In 2018, Taco Del Mar was acquired by High Bluff Capital Partners.

==Executive resignations==
In November 2007, Taco del Mar Franchising Corp President David Huether resigned. Less than a month later, Neal Hollingsworth, Taco del Mar VP of Franchising Sales, also resigned and left the Seattle/Tacoma area.

==2008 explosion in Vancouver==
During the early morning hours of February 13, 2008, a Taco del Mar franchise in Vancouver, British Columbia, was destroyed by a large explosion that also damaged several nearby businesses. Police confirmed that the blast was caused by an arsonist who had placed an accelerant inside the restaurant, then set it on fire. Vancouver-area police later arrested Kamal Jeet Singh Josan, who was suffering from burns to over 40% of his body. The motive for the act was not publicly known. In April 2009, charges against Josan were stayed due to lack of evidence. Prosecutors took up the case again in January 2010, and Josan pleaded guilty to one charge of arson on March 14, 2011. He was sentenced to two years of house arrest on June 13, 2011.

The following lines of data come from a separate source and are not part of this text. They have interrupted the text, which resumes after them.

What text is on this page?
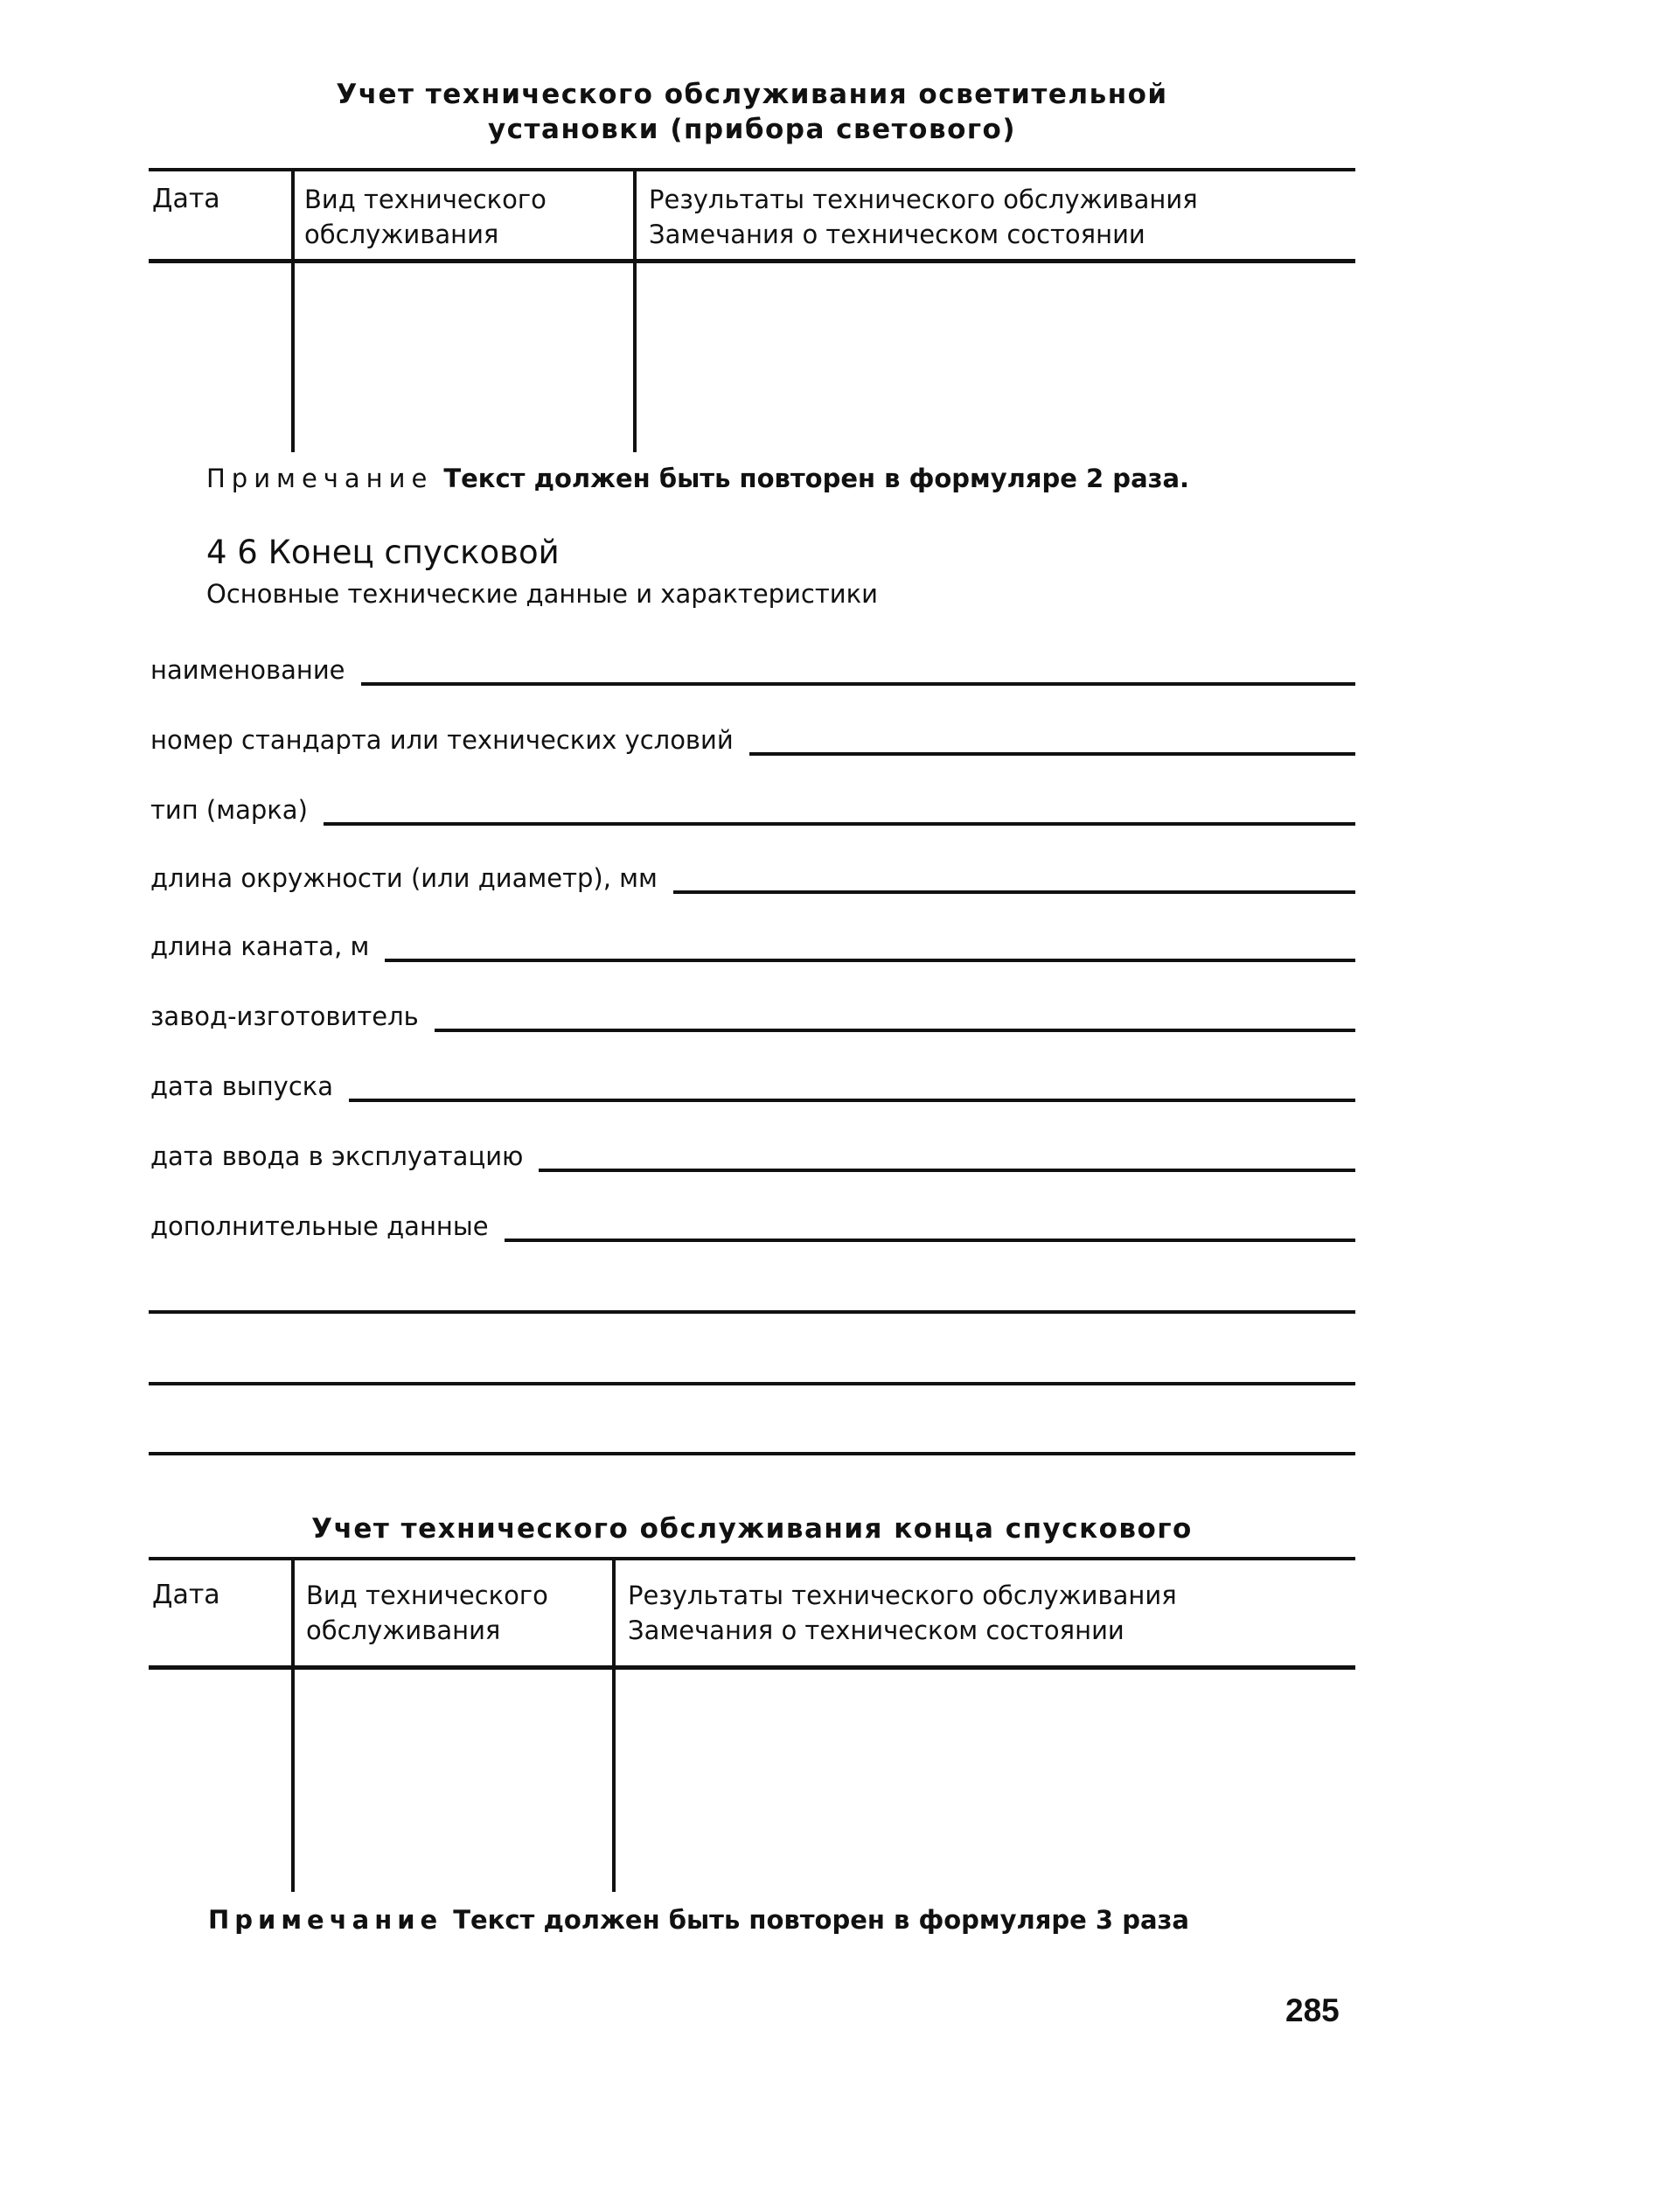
Учет технического обслуживания осветительной
установки (прибора светового)
Дата	Вид технического
обслуживания
Результаты технического обслуживания
Замечания о техническом состоянии
Примечание Текст должен быть повторен в формуляре 2 раза.
4 6 Конец спусковой
Основные технические данные и характеристики
наименование
номер стандарта или технических условий
тип (марка)
длина окружности (или диаметр), мм
длина каната, м
завод-изготовитель
дата выпуска
дата ввода в эксплуатацию
дополнительные данные
Учет технического обслуживания конца спускового
Дата	Вид технического
обслуживания
Результаты технического обслуживания
Замечания о техническом состоянии
Примечание Текст должен быть повторен в формуляре 3 раза
285
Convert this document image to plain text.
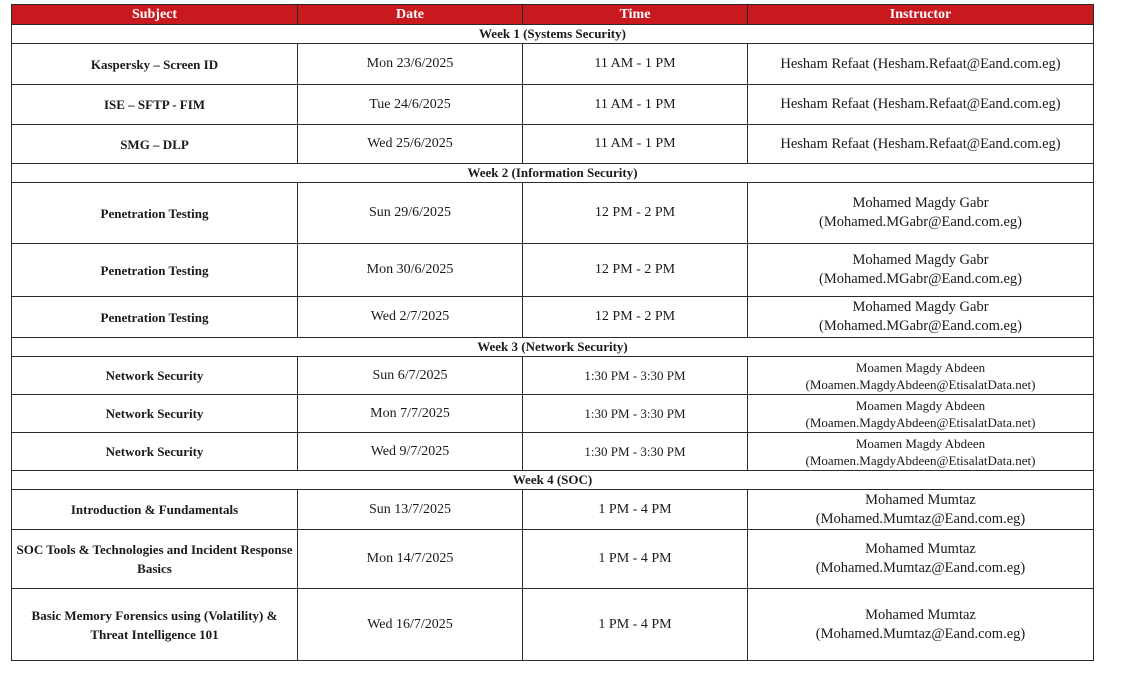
Subject	Date	Time	Instructor
Week 1 (Systems Security)			
Kaspersky – Screen ID	Mon 23/6/2025	11 AM - 1 PM	Hesham Refaat (Hesham.Refaat@Eand.com.eg)
ISE – SFTP - FIM	Tue 24/6/2025	11 AM - 1 PM	Hesham Refaat (Hesham.Refaat@Eand.com.eg)
SMG – DLP	Wed 25/6/2025	11 AM - 1 PM	Hesham Refaat (Hesham.Refaat@Eand.com.eg)
Week 2 (Information Security)			
Penetration Testing	Sun 29/6/2025	12 PM - 2 PM	Mohamed Magdy Gabr
(Mohamed.MGabr@Eand.com.eg)

Penetration Testing	Mon 30/6/2025	12 PM - 2 PM	Mohamed Magdy Gabr
(Mohamed.MGabr@Eand.com.eg)

Penetration Testing	Wed 2/7/2025	12 PM - 2 PM	Mohamed Magdy Gabr
(Mohamed.MGabr@Eand.com.eg)

Week 3 (Network Security)			
Network Security	Sun 6/7/2025	1:30 PM - 3:30 PM	Moamen Magdy Abdeen
(Moamen.MagdyAbdeen@EtisalatData.net)

Network Security	Mon 7/7/2025	1:30 PM - 3:30 PM	Moamen Magdy Abdeen
(Moamen.MagdyAbdeen@EtisalatData.net)

Network Security	Wed 9/7/2025	1:30 PM - 3:30 PM	Moamen Magdy Abdeen
(Moamen.MagdyAbdeen@EtisalatData.net)

Week 4 (SOC)			
Introduction & Fundamentals	Sun 13/7/2025	1 PM - 4 PM	Mohamed Mumtaz
(Mohamed.Mumtaz@Eand.com.eg)

SOC Tools & Technologies and Incident Response Basics	Mon 14/7/2025	1 PM - 4 PM	Mohamed Mumtaz
(Mohamed.Mumtaz@Eand.com.eg)

Basic Memory Forensics using (Volatility) & Threat Intelligence 101	Wed 16/7/2025	1 PM - 4 PM	Mohamed Mumtaz
(Mohamed.Mumtaz@Eand.com.eg)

==2010 bankruptcy filing==
On Friday, January 22, 2010, Taco del Mar filed for Chapter 11 bankruptcy protection in Seattle. Among its major creditors were Suzanne Todd, a franchisee in Maryland, with a disputed claim for $500,000; Paul & Shahnaz Hendifar, with a $125,416 judgment entered in Texas; Canada Revenue Agency, with a $105,324 tax claim, and the city of Seattle, with a tax $95,289 claim.

Taco del Mar was auctioned in a bankruptcy sale on September 30, 2010. The winning bid of $3.25 million came from Connecticut company Franchise Brands LLC. Franchise Brands was created in 2005 by Fred DeLuca and Peter Buck, the founders of Subway restaurants. Both Subway and Franchise Brands LLC are based in Milford, Connecticut.

On July 10, 2018, Taco del Mar was sold to High Bluff Capital Partners, the owners of Subway's longtime competitor Quiznos.